C. Peter Wolk

C. Peter Wolk

Professor Emeritus
Department of Plant Biology

  Office: (517) 353-2049

  wolk@msu.edu

    MSU-DOE Plant Research Laboratory
     Michigan State University
     Plant Biology Laboratories
     612 Wilson Road, Room S-252
     East Lansing, MI 48824


Publications

PubMed Search


Research: Developmental Mechanisms in Filamentous Cyanobacteria

The filamentous cyanobacterium Anabaena provides models of the short-range intercellular interactions that control development in many organisms. When Anabaena grows in the presence of abundant fixed nitrogen, all of its cells appear to be of the same type, referred to as a vegetative cell. When nitrogen becomes limiting, 5 to 10% of the cells differentiate, at semi-regular intervals along the filaments, into nitrogen-fixing cells called heterocysts. In some species, yet a third type of cell, the akinete (or spore), can differentiate from vegetative cells positioned adjacent to heterocysts. Pre-existing heterocysts inhibit nearby cells from differentiating into heterocysts and (in some species) induce nearby cells to become akinetes. We wish to know how they do so.

 

Figure 1. Filaments of Anabaena cylindrica. Heterocysts (H) are nitrogen-fixing cells. Enlarged spores (S), a.k.a. akinetes, here still immature, form by differentiation of vegetative cells adjacent to heterocysts, and can germinate after exposure to harsh conditions. The remaining vegetative cells of the filaments photosynthesize and grow.

 

We devised genetic methodology to facilitate molecular analysis of the development of Anabaena. If restriction by cyanobacterial endonucleases is avoided, DNA can be transferred with high efficiency from Escherichia coli to Anabaena by conjugation of bacterial plasmids. Mutations can thereupon be generated and complemented, and reporter genes can be used to visualize the cells in which promoters are active and, within cells, where particular proteins are localized. The genomes of numerous strains have been sequenced and transposons active in Anabaena are available.
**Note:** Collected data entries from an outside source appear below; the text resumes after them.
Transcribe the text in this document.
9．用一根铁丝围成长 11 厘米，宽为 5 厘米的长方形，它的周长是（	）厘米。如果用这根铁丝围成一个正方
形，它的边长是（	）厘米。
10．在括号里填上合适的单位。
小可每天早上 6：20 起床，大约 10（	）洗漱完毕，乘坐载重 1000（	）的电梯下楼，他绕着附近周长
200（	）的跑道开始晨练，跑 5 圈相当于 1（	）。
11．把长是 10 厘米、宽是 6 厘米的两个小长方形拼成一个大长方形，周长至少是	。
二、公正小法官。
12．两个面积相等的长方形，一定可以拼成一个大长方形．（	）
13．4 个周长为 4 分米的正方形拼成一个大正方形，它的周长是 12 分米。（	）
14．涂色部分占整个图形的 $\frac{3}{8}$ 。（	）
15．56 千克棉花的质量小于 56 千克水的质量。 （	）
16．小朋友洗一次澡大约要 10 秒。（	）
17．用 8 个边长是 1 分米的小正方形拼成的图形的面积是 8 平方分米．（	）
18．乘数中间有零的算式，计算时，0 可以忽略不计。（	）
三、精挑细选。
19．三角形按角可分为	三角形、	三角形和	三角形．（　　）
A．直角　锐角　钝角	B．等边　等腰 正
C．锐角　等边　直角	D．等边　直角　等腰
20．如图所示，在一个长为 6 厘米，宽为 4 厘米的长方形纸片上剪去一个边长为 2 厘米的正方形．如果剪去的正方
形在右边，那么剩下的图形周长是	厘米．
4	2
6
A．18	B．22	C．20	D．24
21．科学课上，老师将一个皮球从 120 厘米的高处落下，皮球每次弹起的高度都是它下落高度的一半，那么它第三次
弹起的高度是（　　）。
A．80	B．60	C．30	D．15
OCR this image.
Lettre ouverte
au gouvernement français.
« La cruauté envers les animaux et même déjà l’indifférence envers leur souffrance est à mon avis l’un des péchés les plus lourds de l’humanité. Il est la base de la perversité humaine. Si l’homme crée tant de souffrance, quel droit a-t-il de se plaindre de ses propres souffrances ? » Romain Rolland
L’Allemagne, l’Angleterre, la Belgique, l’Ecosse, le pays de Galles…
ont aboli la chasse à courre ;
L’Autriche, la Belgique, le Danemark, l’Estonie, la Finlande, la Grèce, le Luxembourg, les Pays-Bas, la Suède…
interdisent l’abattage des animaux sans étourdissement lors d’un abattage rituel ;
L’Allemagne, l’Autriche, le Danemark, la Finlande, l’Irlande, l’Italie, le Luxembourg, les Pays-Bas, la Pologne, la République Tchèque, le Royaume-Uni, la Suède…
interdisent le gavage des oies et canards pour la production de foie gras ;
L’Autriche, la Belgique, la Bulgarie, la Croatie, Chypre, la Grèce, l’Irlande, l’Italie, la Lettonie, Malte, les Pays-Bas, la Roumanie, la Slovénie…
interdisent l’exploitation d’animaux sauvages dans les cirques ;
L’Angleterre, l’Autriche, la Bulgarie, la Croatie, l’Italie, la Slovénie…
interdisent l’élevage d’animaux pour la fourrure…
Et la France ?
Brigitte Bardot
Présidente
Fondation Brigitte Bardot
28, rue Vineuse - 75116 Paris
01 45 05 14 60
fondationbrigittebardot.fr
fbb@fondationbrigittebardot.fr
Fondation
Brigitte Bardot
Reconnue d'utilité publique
Now emeritus, I pursue the genetics of Anabaena development in collaboration with others, with an emphasis on novel roles of transposons that may enhance understanding of regulation of photosynthesis and of akinete formation. I continue to seek an understanding of why it is that Anabaena PCC 7120, a model for study of heterocyst formation, lacks akinete formation, motility, and synthesis of gas vacuoles.